Night Train to Terror (1985)
Article 5947 by Dave Sindelar
Directed by John Carr, Phillip Marshak, Tom McGowan, Jay Schlossberg-Cohen, Gregg C. Tallas
Featuring John Philip Law, Richard Moll, Cameron Mitchell
What it is: Anthology of recycling
While a rock band plays in another car of a train, God and Satan discuss the fates of three women.
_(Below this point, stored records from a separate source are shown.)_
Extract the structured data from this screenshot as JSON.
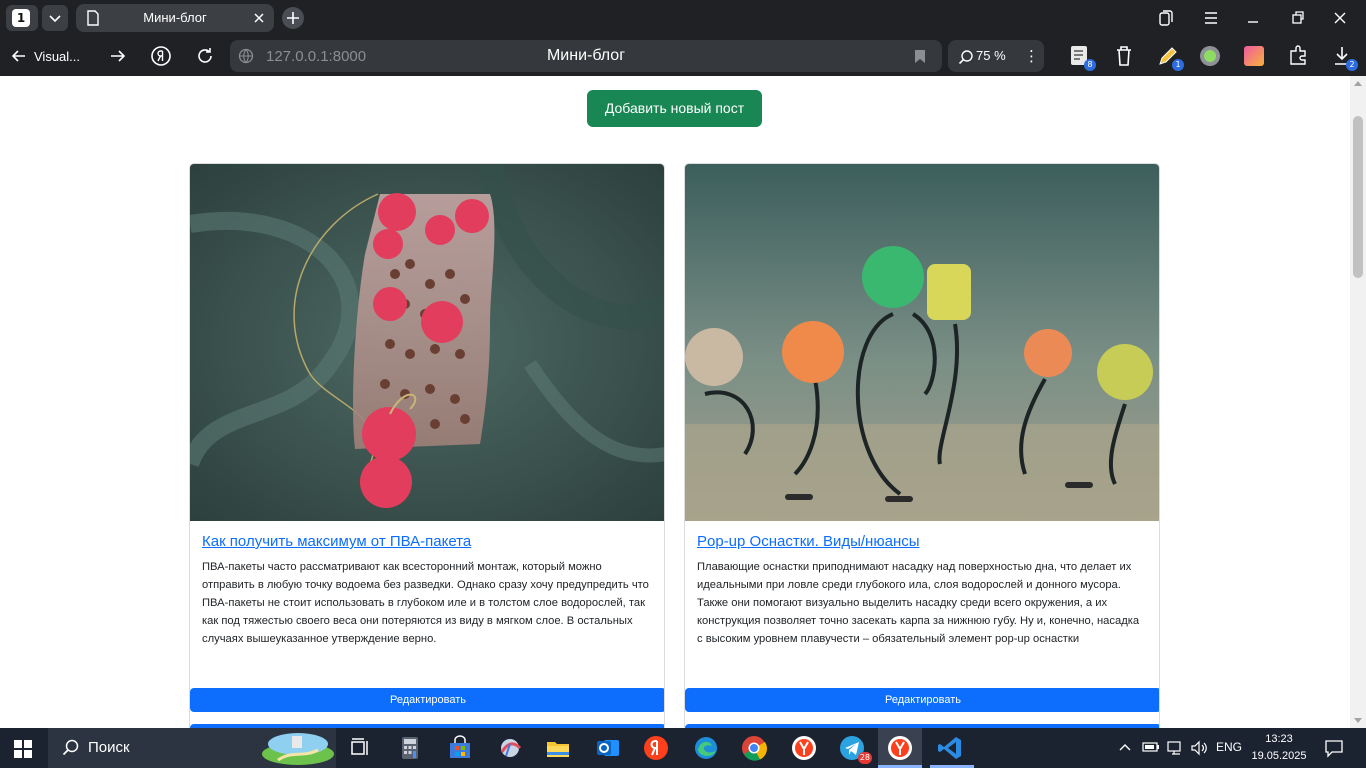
{
  "browser": {
    "tab_count": "1",
    "tab_title": "Мини-блог",
    "back_label": "Visual...",
    "url": "127.0.0.1:8000",
    "page_title": "Мини-блог",
    "zoom": "75 %",
    "ext_badges": [
      "8",
      "1",
      "2"
    ],
    "icons": [
      "tab-list-icon",
      "page-icon",
      "close-icon",
      "plus-icon",
      "collections-icon",
      "menu-icon",
      "minimize-icon",
      "restore-icon",
      "window-close-icon",
      "back-icon",
      "forward-icon",
      "yandex-icon",
      "reload-icon",
      "site-info-icon",
      "bookmark-icon",
      "zoom-icon",
      "more-icon",
      "downloads-icon"
    ]
  },
  "page": {
    "add_button": "Добавить новый пост",
    "posts": [
      {
        "title": "Как получить максимум от ПВА-пакета",
        "text": "ПВА-пакеты часто рассматривают как всесторонний монтаж, который можно отправить в любую точку водоема без разведки. Однако сразу хочу предупредить что ПВА-пакеты не стоит использовать в глубоком иле и в толстом слое водорослей, так как под тяжестью своего веса они потеряются из виду в мягком слое. В остальных случаях вышеуказанное утверждение верно.",
        "edit_label": "Редактировать",
        "image": "pva-bag-photo"
      },
      {
        "title": "Pop-up Оснастки. Виды/нюансы",
        "text": "Плавающие оснастки приподнимают насадку над поверхностью дна, что делает их идеальными при ловле среди глубокого ила, слоя водорослей и донного мусора. Также они помогают визуально выделить насадку среди всего окружения, а их конструкция позволяет точно засекать карпа за нижнюю губу. Ну и, конечно, насадка с высоким уровнем плавучести – обязательный элемент pop-up оснастки",
        "edit_label": "Редактировать",
        "image": "pop-up-rigs-photo"
      }
    ]
  },
  "taskbar": {
    "search_placeholder": "Поиск",
    "telegram_badge": "28",
    "lang": "ENG",
    "time": "13:23",
    "date": "19.05.2025",
    "apps": [
      "task-view-icon",
      "calculator-icon",
      "store-icon",
      "app-icon",
      "explorer-icon",
      "outlook-icon",
      "yandex-icon",
      "edge-icon",
      "chrome-icon",
      "yandex-browser-icon",
      "telegram-icon",
      "yandex-browser-active-icon",
      "vscode-icon"
    ]
  },
  "colors": {
    "chrome_bg": "#1f2125",
    "add_button": "#198754",
    "primary": "#0d6efd",
    "taskbar_bg": "#1c2330"
  }
}
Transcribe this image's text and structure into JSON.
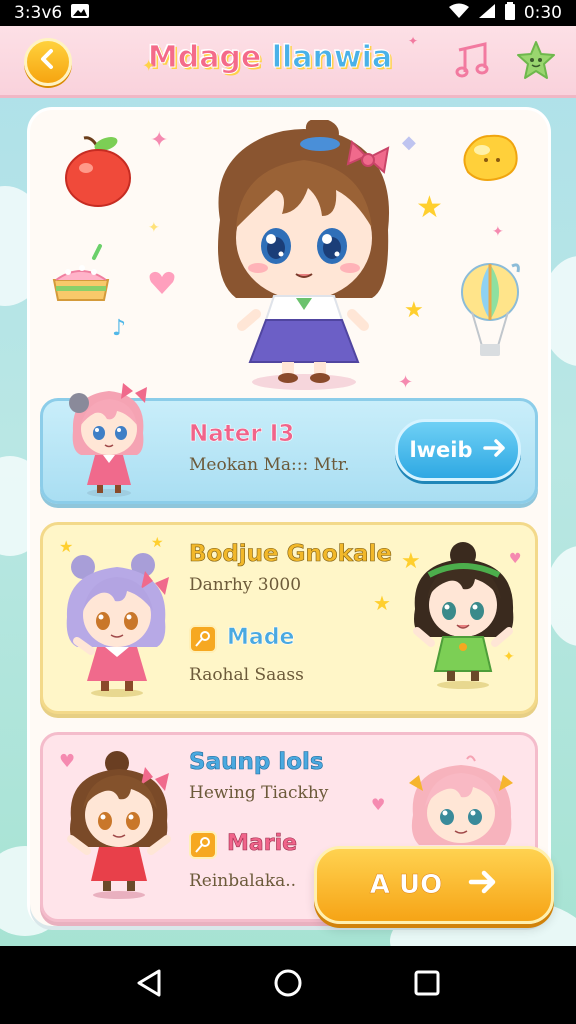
{
  "status_bar": {
    "carrier": "3:3v6",
    "time": "0:30",
    "icons": [
      "gallery-icon",
      "wifi-icon",
      "signal-icon",
      "battery-icon"
    ]
  },
  "header": {
    "title_part1": "Mdage",
    "title_part2": "llanwia",
    "back_icon": "chevron-left-icon",
    "music_icon": "music-note-icon",
    "star_icon": "star-face-icon"
  },
  "entries": [
    {
      "title": "Nater I3",
      "subtitle": "Meokan Ma::: Mtr.",
      "button_label": "lweib",
      "title_color": "#f0648a"
    },
    {
      "title": "Bodjue Gnokale",
      "subtitle": "Danrhy 3000",
      "tag_label": "Made",
      "tag_sub": "Raohal Saass",
      "title_color": "#f2b82a"
    },
    {
      "title": "Saunp lols",
      "subtitle": "Hewing Tiackhy",
      "tag_label": "Marie",
      "tag_sub": "Reinbalaka..",
      "title_color": "#4aa9e0"
    }
  ],
  "action_button": {
    "label": "A UO"
  },
  "colors": {
    "accent_pink": "#f46b8a",
    "accent_blue": "#4ab1e8",
    "accent_yellow": "#f6a416"
  }
}
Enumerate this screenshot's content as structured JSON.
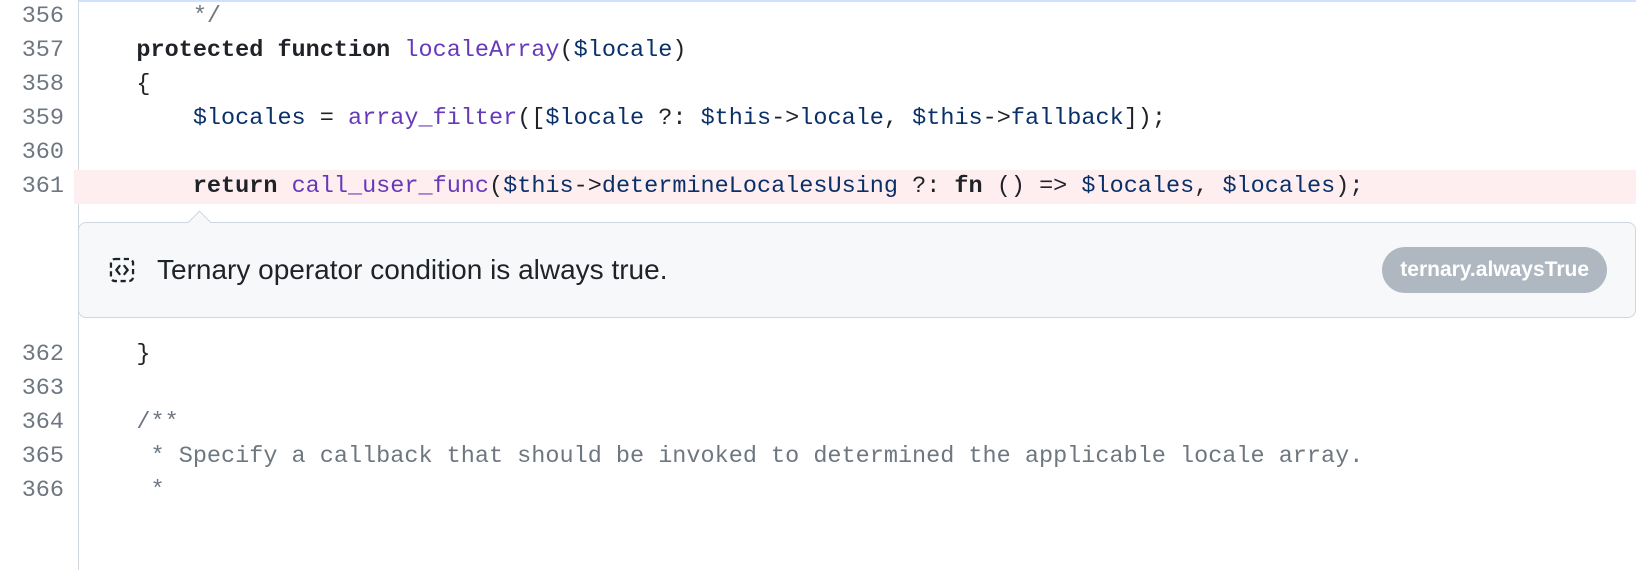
{
  "lines": {
    "356": {
      "num": "356"
    },
    "357": {
      "num": "357"
    },
    "358": {
      "num": "358"
    },
    "359": {
      "num": "359"
    },
    "360": {
      "num": "360"
    },
    "361": {
      "num": "361"
    },
    "362": {
      "num": "362"
    },
    "363": {
      "num": "363"
    },
    "364": {
      "num": "364"
    },
    "365": {
      "num": "365"
    },
    "366": {
      "num": "366"
    }
  },
  "tokens": {
    "l356_close": "*/",
    "l357_protected": "protected",
    "l357_function": "function",
    "l357_name": "localeArray",
    "l357_open": "(",
    "l357_param": "$locale",
    "l357_close": ")",
    "l358_brace": "{",
    "l359_var": "$locales",
    "l359_eq": " = ",
    "l359_fn": "array_filter",
    "l359_open": "([",
    "l359_p1": "$locale",
    "l359_tern": " ?: ",
    "l359_this1": "$this",
    "l359_arrow1": "->",
    "l359_m1": "locale",
    "l359_comma": ", ",
    "l359_this2": "$this",
    "l359_arrow2": "->",
    "l359_m2": "fallback",
    "l359_close": "]);",
    "l361_return": "return",
    "l361_fn": "call_user_func",
    "l361_open": "(",
    "l361_this": "$this",
    "l361_arrow": "->",
    "l361_m": "determineLocalesUsing",
    "l361_tern": " ?: ",
    "l361_fn_kw": "fn",
    "l361_fn_paren": " () ",
    "l361_fn_arrow": "=>",
    "l361_sp": " ",
    "l361_v1": "$locales",
    "l361_comma": ", ",
    "l361_v2": "$locales",
    "l361_close": ");",
    "l362_brace": "}",
    "l364_open": "/**",
    "l365_body": " * Specify a callback that should be invoked to determined the applicable locale array.",
    "l366_star": " *"
  },
  "indent": {
    "i8": "        ",
    "i4": "    ",
    "i3": "   "
  },
  "annotation": {
    "message": "Ternary operator condition is always true.",
    "badge": "ternary.alwaysTrue"
  }
}
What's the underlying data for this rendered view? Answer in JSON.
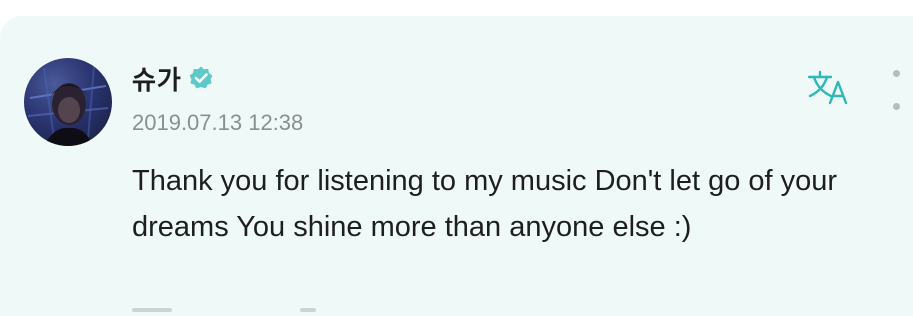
{
  "post": {
    "author": {
      "name": "슈가",
      "verified": true,
      "avatar_icon": "profile-photo"
    },
    "timestamp": "2019.07.13 12:38",
    "text": "Thank you for listening to my music Don't let go of your dreams You shine more than anyone else :)",
    "actions": {
      "translate_icon": "translate-icon",
      "more_icon": "more-vertical-icon"
    }
  },
  "colors": {
    "card_background": "#eef9f8",
    "verified_badge": "#5fc9c9",
    "translate_icon": "#2fb8b8",
    "text_primary": "#1e1e1e",
    "text_secondary": "#8a8f92"
  }
}
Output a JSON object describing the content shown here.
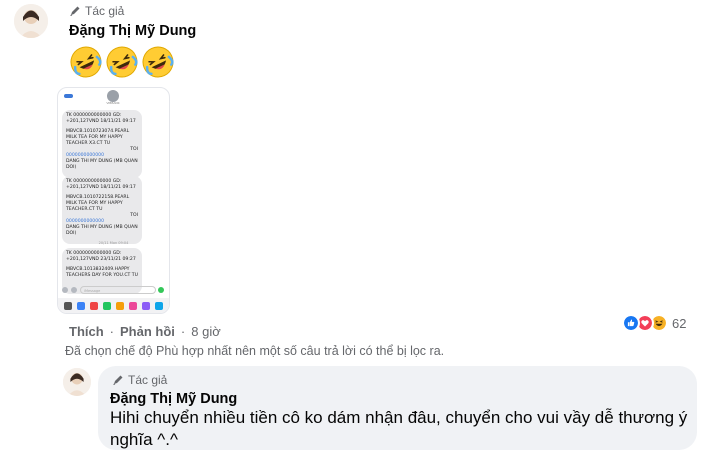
{
  "comment": {
    "author_tag": "Tác giả",
    "author_name": "Đặng Thị Mỹ Dung",
    "emoji_count": 3,
    "emoji_name": "rolling-on-floor-laughing",
    "attachment": {
      "contact_name": "VIBBANK",
      "messages": [
        {
          "account_line": "TK 0000000000000 GD:",
          "amount_line": "+201,127VND 18/11/21 09:17",
          "detail": "MBVCB.1010723074.PEARL MILK TEA FOR MY HAPPY TEACHER X3.CT TU",
          "to_line": "TOI",
          "acct2": "0000000000000",
          "recipient": "DANG THI MY DUNG (MB QUAN DOI)"
        },
        {
          "account_line": "TK 0000000000000 GD:",
          "amount_line": "+201,127VND 18/11/21 09:17",
          "detail": "MBVCB.1010722158.PEARL MILK TEA FOR MY HAPPY TEACHER.CT TU",
          "to_line": "TOI",
          "acct2": "0000000000000",
          "recipient": "DANG THI MY DUNG (MB QUAN DOI)"
        },
        {
          "account_line": "TK 0000000000000 GD:",
          "amount_line": "+201,127VND 23/11/21 09:27",
          "detail": "MBVCB.1013832409.HAPPY TEACHERS DAY FOR YOU.CT TU",
          "to_line": "",
          "acct2": "",
          "recipient": ""
        }
      ],
      "date_divider": "20/11 Mon 09:04",
      "input_placeholder": "iMessage"
    },
    "actions": {
      "like": "Thích",
      "reply": "Phản hồi",
      "separator": "·",
      "time": "8 giờ"
    },
    "reactions": {
      "count": "62",
      "types": [
        "like",
        "love",
        "haha"
      ]
    },
    "filter_notice": "Đã chọn chế độ Phù hợp nhất nên một số câu trả lời có thể bị lọc ra."
  },
  "reply": {
    "author_tag": "Tác giả",
    "author_name": "Đặng Thị Mỹ Dung",
    "text": "Hihi chuyển nhiều tiền cô ko dám nhận đâu, chuyển cho vui vầy dễ thương ý nghĩa ^.^"
  },
  "colors": {
    "like_blue": "#1877f2",
    "love_red": "#f33e58",
    "haha_yellow": "#f7b125",
    "meta_gray": "#65676b",
    "bubble_bg": "#f0f2f5"
  }
}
I was about half-way through watching the first of the three stories in this anthology film when the light bulb clicked on in my head. What I was watching was not, in fact, footage made specifically for this movie, but rather, an entirely different movie which had been sliced to ribbons and re-edited to maximize the number of exploitable scenes; all the violence, nudity and gore, as little of the plot as possible. It’s an incoherent mess that you only begin to sort out when the narrator shows up and clues you in. The second story is more of the same only with bigger chunks of film and no real ending. The third fares a bit better because it only seems to be missing half its footage than the three-quarters the other two sections are missing; still, the special effects are subpar, especially during the stop-motion animated segments. The movie’s own footage consists of dull conversations between God and Satan along with scenes of a rock band doing a song called “Everybody but You”. According to the credits the band does three songs; I wonder where the other two went. At any rate, the song has a subtext; it can be taken to mean that everybody else is out there watching a movie somewhere, so why don’t you sit down and watch this one? Sure, it says it’s about dancing, but I know a subtext when I hear one. For all that, this movie isn’t quite as godawful as it could have been. That’s still no recommendation as to why you should watch this one.